Chapter 14 : Summertime "Madness"

Yeah, as the title suggests.

Literally madness.

Chatting wasn't a thing between us anymore.

Because she simply never came online most of the time.

I remember waking up everyday, just to be disappointed at not finding her online at all.

I went to church, hoping to maybe, just MAYBE run into her and find her, but the only thing I ever found was the night sky, which proved that yet another day went by without her being there.

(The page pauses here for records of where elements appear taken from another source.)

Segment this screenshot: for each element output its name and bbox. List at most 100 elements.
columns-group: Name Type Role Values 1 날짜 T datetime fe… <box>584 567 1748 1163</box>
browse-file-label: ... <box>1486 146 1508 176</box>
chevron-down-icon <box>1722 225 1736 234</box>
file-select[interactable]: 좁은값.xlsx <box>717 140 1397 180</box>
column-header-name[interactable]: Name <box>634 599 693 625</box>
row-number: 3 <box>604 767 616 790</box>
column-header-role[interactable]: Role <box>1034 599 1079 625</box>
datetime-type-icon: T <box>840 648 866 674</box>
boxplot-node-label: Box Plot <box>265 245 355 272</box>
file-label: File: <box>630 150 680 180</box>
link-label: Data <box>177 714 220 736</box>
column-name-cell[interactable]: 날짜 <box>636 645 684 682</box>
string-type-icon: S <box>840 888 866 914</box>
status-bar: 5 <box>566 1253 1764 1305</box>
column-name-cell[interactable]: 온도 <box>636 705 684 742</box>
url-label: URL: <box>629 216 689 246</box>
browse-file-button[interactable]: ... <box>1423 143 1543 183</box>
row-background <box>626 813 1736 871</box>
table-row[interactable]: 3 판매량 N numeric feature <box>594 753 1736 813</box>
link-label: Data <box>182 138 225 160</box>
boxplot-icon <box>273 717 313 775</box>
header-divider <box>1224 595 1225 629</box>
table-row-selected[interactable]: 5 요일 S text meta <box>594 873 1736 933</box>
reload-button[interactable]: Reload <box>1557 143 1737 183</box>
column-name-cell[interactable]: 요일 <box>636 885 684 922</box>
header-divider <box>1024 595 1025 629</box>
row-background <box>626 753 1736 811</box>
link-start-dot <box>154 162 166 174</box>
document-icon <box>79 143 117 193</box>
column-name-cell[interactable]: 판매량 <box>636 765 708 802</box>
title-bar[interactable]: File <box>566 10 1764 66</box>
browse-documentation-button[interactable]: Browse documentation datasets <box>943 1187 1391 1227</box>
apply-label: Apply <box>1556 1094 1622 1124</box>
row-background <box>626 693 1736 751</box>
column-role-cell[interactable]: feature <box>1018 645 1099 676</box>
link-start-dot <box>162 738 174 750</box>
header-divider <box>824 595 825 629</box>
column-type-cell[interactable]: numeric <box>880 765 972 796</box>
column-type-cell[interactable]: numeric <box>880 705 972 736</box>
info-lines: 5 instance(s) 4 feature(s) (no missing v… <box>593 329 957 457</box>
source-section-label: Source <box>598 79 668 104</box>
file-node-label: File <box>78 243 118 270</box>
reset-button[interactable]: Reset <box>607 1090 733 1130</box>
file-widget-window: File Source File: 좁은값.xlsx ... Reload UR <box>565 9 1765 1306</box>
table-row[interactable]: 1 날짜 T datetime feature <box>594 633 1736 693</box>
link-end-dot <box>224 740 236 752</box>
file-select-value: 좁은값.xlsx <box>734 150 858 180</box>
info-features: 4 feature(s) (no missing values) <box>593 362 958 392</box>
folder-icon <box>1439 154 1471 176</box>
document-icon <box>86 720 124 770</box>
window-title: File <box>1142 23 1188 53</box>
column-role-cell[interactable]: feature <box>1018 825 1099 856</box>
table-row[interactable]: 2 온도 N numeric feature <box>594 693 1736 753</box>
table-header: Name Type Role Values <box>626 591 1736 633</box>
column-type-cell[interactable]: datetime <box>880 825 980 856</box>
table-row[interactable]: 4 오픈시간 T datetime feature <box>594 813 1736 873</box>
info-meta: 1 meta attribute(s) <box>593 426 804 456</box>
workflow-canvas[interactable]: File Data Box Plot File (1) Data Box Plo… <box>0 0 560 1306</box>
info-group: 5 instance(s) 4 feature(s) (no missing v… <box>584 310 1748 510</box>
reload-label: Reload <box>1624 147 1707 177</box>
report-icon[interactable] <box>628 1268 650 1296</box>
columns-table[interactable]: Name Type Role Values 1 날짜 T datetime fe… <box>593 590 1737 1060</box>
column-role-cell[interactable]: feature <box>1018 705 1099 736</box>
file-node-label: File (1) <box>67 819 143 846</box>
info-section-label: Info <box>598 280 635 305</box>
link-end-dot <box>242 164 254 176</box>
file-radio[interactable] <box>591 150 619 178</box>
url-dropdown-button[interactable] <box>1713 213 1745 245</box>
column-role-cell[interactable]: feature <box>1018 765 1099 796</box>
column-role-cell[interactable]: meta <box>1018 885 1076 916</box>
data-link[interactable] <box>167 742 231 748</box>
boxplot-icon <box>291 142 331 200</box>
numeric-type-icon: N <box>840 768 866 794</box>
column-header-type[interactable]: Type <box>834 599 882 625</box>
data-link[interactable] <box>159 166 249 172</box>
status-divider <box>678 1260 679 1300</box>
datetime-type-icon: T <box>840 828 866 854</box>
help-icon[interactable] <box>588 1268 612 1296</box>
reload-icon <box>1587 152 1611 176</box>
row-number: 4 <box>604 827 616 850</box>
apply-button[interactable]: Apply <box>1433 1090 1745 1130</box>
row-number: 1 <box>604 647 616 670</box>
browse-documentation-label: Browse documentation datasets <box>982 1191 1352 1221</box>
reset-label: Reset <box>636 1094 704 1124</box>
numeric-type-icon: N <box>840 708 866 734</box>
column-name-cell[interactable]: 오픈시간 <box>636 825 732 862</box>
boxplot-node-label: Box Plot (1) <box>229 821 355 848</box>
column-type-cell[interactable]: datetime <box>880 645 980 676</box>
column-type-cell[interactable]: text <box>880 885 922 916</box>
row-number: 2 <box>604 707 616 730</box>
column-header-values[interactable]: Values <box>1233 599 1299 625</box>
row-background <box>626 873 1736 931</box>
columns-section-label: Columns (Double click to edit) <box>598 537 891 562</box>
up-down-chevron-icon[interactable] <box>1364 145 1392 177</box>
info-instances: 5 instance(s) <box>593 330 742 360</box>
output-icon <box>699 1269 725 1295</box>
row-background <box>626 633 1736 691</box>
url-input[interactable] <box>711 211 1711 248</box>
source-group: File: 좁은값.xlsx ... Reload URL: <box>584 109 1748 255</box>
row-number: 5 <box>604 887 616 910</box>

Depression began to seep into my brain, accompanied by a LOT of stupid thoughts.

"Did she forget me?"

"Does she care anymore?"

"Would she be happy when she sees me?"

It was pretty clear that I was losing my mind worrying WHAY too much thinking of her.

I had no idea where she was, what she was doing, how she is, if she even cares that this dumb joke of a human being was endlessly craving for just one glimpse of her beautiful face.

I forgot to care about anything else including myself, since the only thing I ever cared about....was her.

It felt as if she not being there, meant the end of my life.

I didn't wanna do anything.

Anything at all but just wait and wait and WAIT FOREVER to just see her again.

I started to believe her pictures were the only thing that kept me sane, but the reality was they reminded me of how much I missed her.

I kept telling myself love would fix everything and kept hoping that someday I'd find the courage to actually tell her myself, to make her understand how much I loved and cared for her.

Every night before bed I'd whisper "Goodnight Rose"❤️, and sleep, smiling, thinking of her, hoping that maybe SOMEHOW it would reach her.

Days passed by and even when she did come online, she'd never read my texts.

Honestly,

It hurt.

Because it showed she didn't care.

And that really hurt.

I tried my best to ignore all of that.

And kept telling myself,

       "maybe she's just busy. It's okay."

But deep down inside, I knew I was anything but okay.

Days went by so fast I didn't realize Rose's birthday was coming up!

June the 3rd.

I'd never been so tensed in my life.

What was I supposed to do? Wish her through text? Maybe post on her wall? But what if she never saw it? What if she SEES IT and never responds??

But then did I really have any other choice?

That realization forced me to just helplessly go and just post on her wall.

I felt so bad thinking I couldn't do something more better for her, on her birthday. Perhaps give her a gift? There's no way I could.

I wished her at 12:00 am sharp and just kept staring at the phone screen, thinking about her. To my surprise in just a couple of minutes she replied by thanking me.

But then again I had no reason to be happy about that.

It was pretty clear by now that I had a very small chance of seeing her again.

Because the only place I'd ever see her would be in church.

No place else.

Observing what the situation was leading to, I had to swallow the bitter fact that I'd have to give up on her. Atleast that's what my brain kept asking of my heart.

But my heart had stuck on to the motto:

        "You don't give up on what you love"

Honestly, I trembled at the thought of forgetting her, it's something that I'd never dreamt of doing, but it was the only way for me to cope up with other tasks at hand.

Little did I know how difficult that one thing could be, to forget her.

As I kept spending the last few days at school, before the summer break, Malcolm would often ask me not to be so depressed and I'd never really listen.

But one day, during lunch break he came over to my classroom.

"Hey William! Pass me that nugget now don't be all selfish", he said, taking a handful of nuggets from my lunch box.

Stuffing his mouth with the handful of nuggets he says something my brain latches on to.

"Aaa ooo gumming fo za fummer gam dish ea?"

Although I partly didn't understand what his nugget stuffed mouth mumbled, my state of gloominess was interrupted and I kept looking at him.......as if it was something that almost got me excited.....but why?

"Wait.....come again?" I asked.

I wait for him to gulp all his food down, while he indicated me to do so, still staring wide at him.

"Are you coming for the summer camp this year?"